Ketakutan pulang ke rumah berlaku
serta-merta. Anak-anak tetap dalam pengawasan orang tua. Kewaspadaan mengekangi
apalagi gempa susulan terus terjadi. Ruang gerak anak semakin dibatasi, larangan
bentakan dan hardikan mengakrabi anak yang ingin manyalurkan kelebihan
tenaganya untuk melihat langsung suasana gampong. Orang tua khawatir, cemas dan
ingin menjaga anak sehingga larangan atau memarahi diterapkan.
Setelah gempa dan hidup di penampungan
atau tenda di depan rumah, wawancara dan observasi team PKPA Emergency Aid
mencatat pengalaman anak-anak.
Dampak Emosi
Dampak secara emosi ketakutan terhadap
terjadinya gempa susulan dan takut mendengar suara kuat. Perasaan takut yang bersifat khayalan
diantaranya kecemasan terhadap terjadinya tsunami dan cepat merespon hal-hal
tertentu, misalnya jika diminta menutup pintu anak segera melakukan atau
ketakutan sembaru keluar rumah jika mendengar suara kuat seperti piring jatuh
atau benda yang bergerak.

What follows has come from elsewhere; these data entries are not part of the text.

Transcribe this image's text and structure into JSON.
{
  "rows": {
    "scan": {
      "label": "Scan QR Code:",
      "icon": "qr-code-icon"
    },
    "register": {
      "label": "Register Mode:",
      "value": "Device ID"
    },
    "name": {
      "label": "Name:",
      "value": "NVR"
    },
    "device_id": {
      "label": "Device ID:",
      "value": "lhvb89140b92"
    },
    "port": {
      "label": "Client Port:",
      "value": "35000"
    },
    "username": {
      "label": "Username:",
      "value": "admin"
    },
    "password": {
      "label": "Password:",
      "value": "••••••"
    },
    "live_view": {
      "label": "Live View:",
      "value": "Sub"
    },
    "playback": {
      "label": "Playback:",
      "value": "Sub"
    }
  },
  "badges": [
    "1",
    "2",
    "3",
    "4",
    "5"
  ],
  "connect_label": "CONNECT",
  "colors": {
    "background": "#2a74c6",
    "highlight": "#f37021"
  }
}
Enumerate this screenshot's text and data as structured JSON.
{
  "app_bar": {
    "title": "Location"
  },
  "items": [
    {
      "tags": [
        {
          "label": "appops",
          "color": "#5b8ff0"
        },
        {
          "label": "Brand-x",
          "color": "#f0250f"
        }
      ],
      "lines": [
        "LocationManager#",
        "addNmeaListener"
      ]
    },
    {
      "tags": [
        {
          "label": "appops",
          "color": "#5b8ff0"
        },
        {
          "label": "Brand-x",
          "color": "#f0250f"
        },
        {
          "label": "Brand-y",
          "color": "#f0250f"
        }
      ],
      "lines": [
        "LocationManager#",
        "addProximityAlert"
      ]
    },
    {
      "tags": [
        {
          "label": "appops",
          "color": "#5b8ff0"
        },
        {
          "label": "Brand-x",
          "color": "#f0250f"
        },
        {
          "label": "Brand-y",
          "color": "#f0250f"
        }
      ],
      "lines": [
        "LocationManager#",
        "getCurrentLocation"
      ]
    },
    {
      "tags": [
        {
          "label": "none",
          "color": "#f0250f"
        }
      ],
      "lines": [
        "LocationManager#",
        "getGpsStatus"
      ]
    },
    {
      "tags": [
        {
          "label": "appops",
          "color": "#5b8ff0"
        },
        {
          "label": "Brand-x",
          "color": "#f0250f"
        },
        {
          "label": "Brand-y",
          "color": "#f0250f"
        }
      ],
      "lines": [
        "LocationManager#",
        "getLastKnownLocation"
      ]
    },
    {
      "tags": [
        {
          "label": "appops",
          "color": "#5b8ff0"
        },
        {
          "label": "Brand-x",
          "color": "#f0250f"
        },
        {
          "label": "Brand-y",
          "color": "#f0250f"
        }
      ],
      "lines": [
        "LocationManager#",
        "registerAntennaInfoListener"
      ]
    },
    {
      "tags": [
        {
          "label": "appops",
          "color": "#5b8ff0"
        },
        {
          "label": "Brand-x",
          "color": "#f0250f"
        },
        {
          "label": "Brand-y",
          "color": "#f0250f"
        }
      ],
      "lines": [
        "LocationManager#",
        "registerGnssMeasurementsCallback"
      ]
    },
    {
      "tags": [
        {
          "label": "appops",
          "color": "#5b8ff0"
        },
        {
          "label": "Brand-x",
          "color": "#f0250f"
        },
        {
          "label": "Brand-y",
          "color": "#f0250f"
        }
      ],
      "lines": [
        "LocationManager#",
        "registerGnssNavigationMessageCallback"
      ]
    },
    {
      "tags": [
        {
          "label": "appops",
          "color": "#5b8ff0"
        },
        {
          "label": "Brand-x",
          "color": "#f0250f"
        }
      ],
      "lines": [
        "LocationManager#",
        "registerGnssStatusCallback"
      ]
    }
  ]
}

Kecemasan berada dalam rumah dialami, terutama bagi
anak yang bagian rumahnya ada retak atau rusak. Mandi, makan, ganti baju dan
aktifitas dalam rumah lain dilakukan penuh waspada dan kecemasan, karena jika
terjadi gempa mereka takut terkena reruntuhan rumah.
Dampak Pikiran
Dampak pada pikiran disebutkan,
anak-anak sulit berkonsentrasi, karena sering memikirkan terjadinya gempa
susulan atau memikirkan keluarga jika berada jauh dari keluarga. Khayalan dan
halusinasi terhadap gempa yang berakibat tsunami disebutkan sering membayangi
keseharian mereka, sering dikhayalkan akibat-akibat jika tsunami terjadi di
gampongnya.
Mudah terkejut atau terusik merupakan
dampak lain pada pikiran anak dan hal tersebut membuat pikirannya tidak tenang.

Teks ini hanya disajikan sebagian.